An overview about bleeding

Bleeding may occur internally and externally depending on the cause. Internal bleeding occurs when the injury is inside the patient’s body. There are no opening or external wounds. It usually occurs in the abdominal cavity, chest cavity, digestive tract, or tissues surrounding the broken bones. External bleeding on the other hand occurs when there is an obvious break in the skin where the blood is flowing from.

Bleeding is not an emergency unless the amount of blood loss has been just minimal and if the patient is hemodynamically stable. However the symptoms and the severity of the patient’s condition vary on a number of factors. For example, the patient who lost 300 ml of blood may have had very low blood pressure and increased heart rate while the other who lost 500 ml does not display any symptoms.
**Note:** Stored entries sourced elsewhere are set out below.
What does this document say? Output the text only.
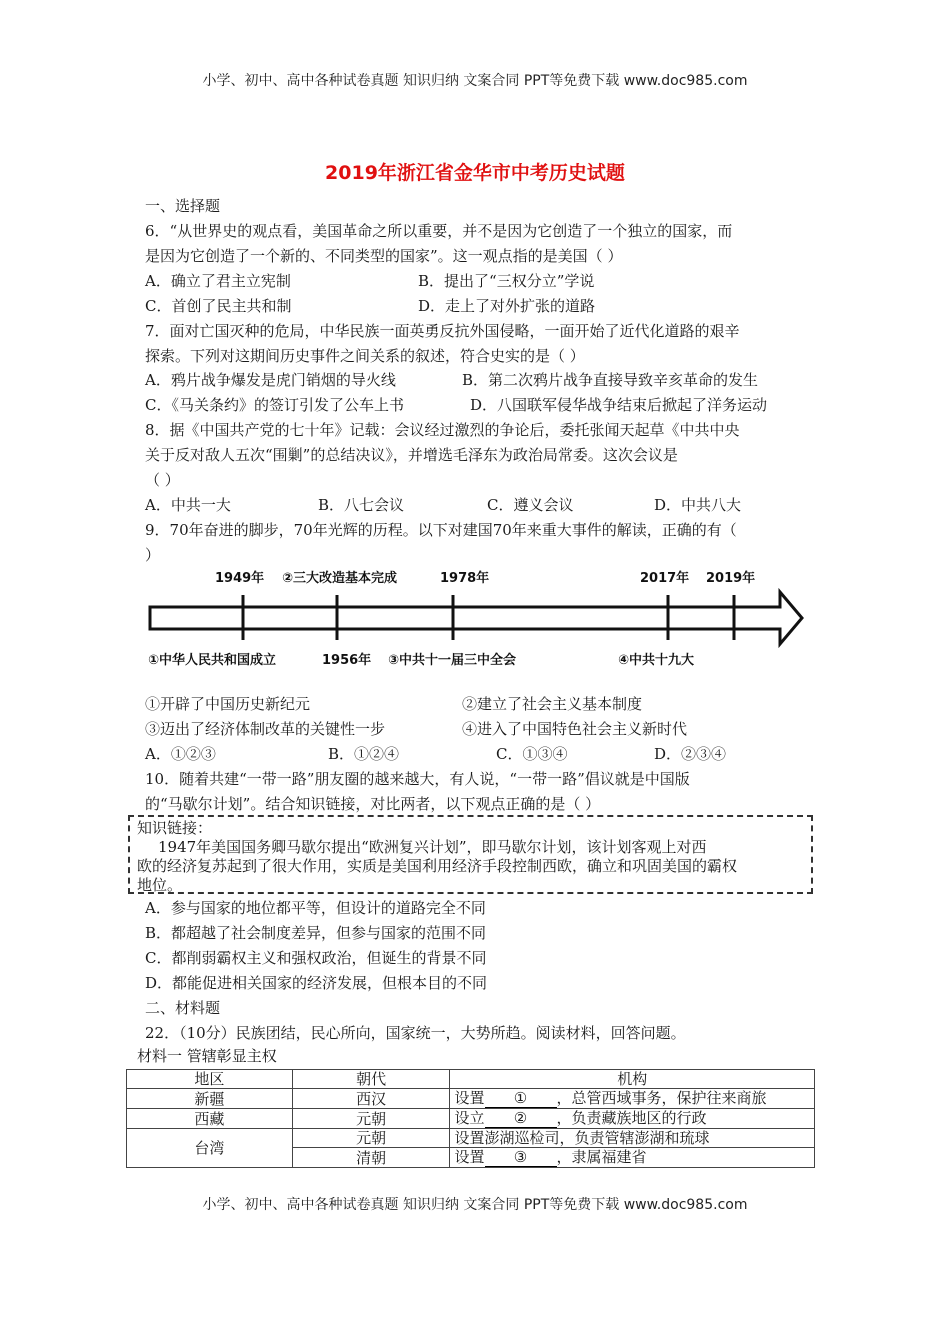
小学、初中、高中各种试卷真题 知识归纳 文案合同 PPT等免费下载 www.doc985.com
2019年浙江省金华市中考历史试题
一、选择题
6．“从世界史的观点看，美国革命之所以重要，并不是因为它创造了一个独立的国家，而
是因为它创造了一个新的、不同类型的国家”。这一观点指的是美国（ ）
A．确立了君主立宪制	B．提出了“三权分立”学说
C．首创了民主共和制	D．走上了对外扩张的道路
7．面对亡国灭种的危局，中华民族一面英勇反抗外国侵略，一面开始了近代化道路的艰辛
探索。下列对这期间历史事件之间关系的叙述，符合史实的是（ ）
A．鸦片战争爆发是虎门销烟的导火线	B．第二次鸦片战争直接导致辛亥革命的发生
C．《马关条约》的签订引发了公车上书	D．八国联军侵华战争结束后掀起了洋务运动
8．据《中国共产党的七十年》记载：会议经过激烈的争论后，委托张闻天起草《中共中央
关于反对敌人五次“围剿”的总结决议》，并增选毛泽东为政治局常委。这次会议是
（ ）
A．中共一大	B．八七会议	C．遵义会议	D．中共八大
9．70年奋进的脚步，70年光辉的历程。以下对建国70年来重大事件的解读，正确的有（
）
1949年 ②三大改造基本完成	1978年	2017年 2019年
①中华人民共和国成立	1956年 ③中共十一届三中全会	④中共十九大
①开辟了中国历史新纪元	②建立了社会主义基本制度
③迈出了经济体制改革的关键性一步	④进入了中国特色社会主义新时代
A．①②③	B．①②④	C．①③④	D．②③④
10．随着共建“一带一路”朋友圈的越来越大，有人说，“一带一路”倡议就是中国版
的“马歇尔计划”。结合知识链接，对比两者，以下观点正确的是（ ）
知识链接：
1947年美国国务卿马歇尔提出“欧洲复兴计划”，即马歇尔计划，该计划客观上对西
欧的经济复苏起到了很大作用，实质是美国利用经济手段控制西欧，确立和巩固美国的霸权
地位。
A．参与国家的地位都平等，但设计的道路完全不同
B．都超越了社会制度差异，但参与国家的范围不同
C．都削弱霸权主义和强权政治，但诞生的背景不同
D．都能促进相关国家的经济发展，但根本目的不同
二、材料题
22．（10分）民族团结，民心所向，国家统一，大势所趋。阅读材料，回答问题。
材料一 管辖彰显主权
地区	朝代	机构
新疆	西汉	设置 ① ，总管西域事务，保护往来商旅
西藏	元朝	设立 ② ，负责藏族地区的行政
台湾	元朝	设置澎湖巡检司，负责管辖澎湖和琉球
	清朝	设置 ③ ，隶属福建省
小学、初中、高中各种试卷真题 知识归纳 文案合同 PPT等免费下载 www.doc985.com
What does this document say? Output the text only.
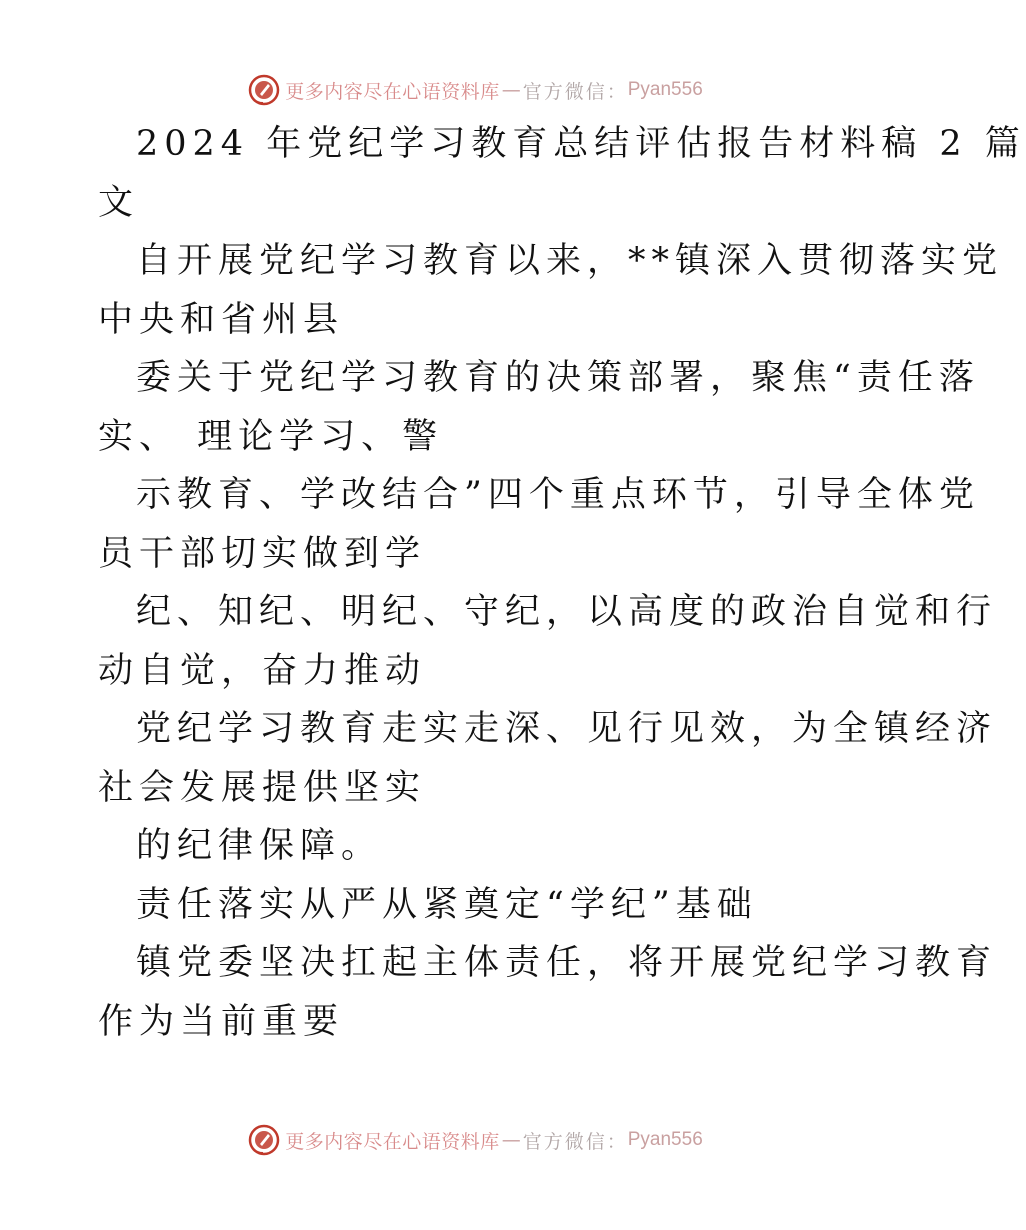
更多内容尽在心语资料库 — 官方微信： Pyan556
2024 年党纪学习教育总结评估报告材料稿 2 篇
文
自开展党纪学习教育以来，**镇深入贯彻落实党
中央和省州县
委关于党纪学习教育的决策部署，聚焦“责任落
实、 理论学习、警
示教育、学改结合”四个重点环节，引导全体党
员干部切实做到学
纪、知纪、明纪、守纪，以高度的政治自觉和行
动自觉，奋力推动
党纪学习教育走实走深、见行见效，为全镇经济
社会发展提供坚实
的纪律保障。
责任落实从严从紧奠定“学纪”基础
镇党委坚决扛起主体责任，将开展党纪学习教育
作为当前重要
更多内容尽在心语资料库 — 官方微信： Pyan556
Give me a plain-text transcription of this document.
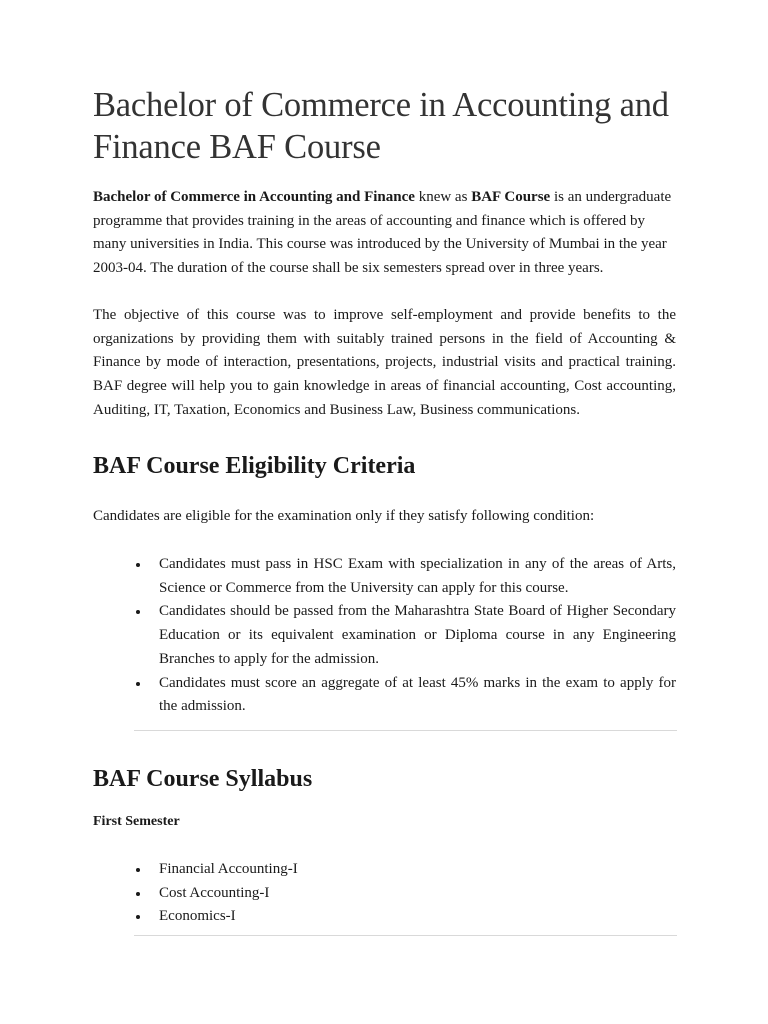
Bachelor of Commerce in Accounting and Finance BAF Course

Bachelor of Commerce in Accounting and Finance knew as BAF Course is an undergraduate programme that provides training in the areas of accounting and finance which is offered by many universities in India. This course was introduced by the University of Mumbai in the year 2003-04. The duration of the course shall be six semesters spread over in three years.

The objective of this course was to improve self-employment and provide benefits to the organizations by providing them with suitably trained persons in the field of Accounting & Finance by mode of interaction, presentations, projects, industrial visits and practical training. BAF degree will help you to gain knowledge in areas of financial accounting, Cost accounting, Auditing, IT, Taxation, Economics and Business Law, Business communications.

BAF Course Eligibility Criteria

Candidates are eligible for the examination only if they satisfy following condition:

Candidates must pass in HSC Exam with specialization in any of the areas of Arts, Science or Commerce from the University can apply for this course.
Candidates should be passed from the Maharashtra State Board of Higher Secondary Education or its equivalent examination or Diploma course in any Engineering Branches to apply for the admission.
Candidates must score an aggregate of at least 45% marks in the exam to apply for the admission.
BAF Course Syllabus
First Semester
Financial Accounting-I
Cost Accounting-I
Economics-I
No matter how the patient responds, it would still be best to know some steps to do if you were able to encounter patients who have bleeding.

What to do in case of an emergency

bleeding
Cover a bleeding wound with a clean gauze

Before doing anything, keep in mind that you have to protect yourself. Do not touch anything without protecting yourself with at least gloves or mask when applying first aid for bleeding.

  • Have the person lie on his back. Cover the person with a warm blanket to prevent heat loss. It would be best if you position the person on his back with his head slightly lower than his body and extremities.
  • Clean the wound or the area should be free from dirt and debris. However, of an object is large and embedded deeply into the wound, do not remove it.
  • Apply direct pressure on the wound.
  • Place a clean cloth or sterile bandage and hold it continuously for 20 minutes. Maintain the pressure by wrapping the clean cloth or bandage around the area or by placing adhesive tape.
  • Do not remove the bandage if in case you see the blood seeping through the gauze. Just add some more absorbent material instead.
  •  If the bleeding does not stop, you may apply direct pressure to the artery that supplies the bleeding area. Once the bleeding stops, immobilize the area.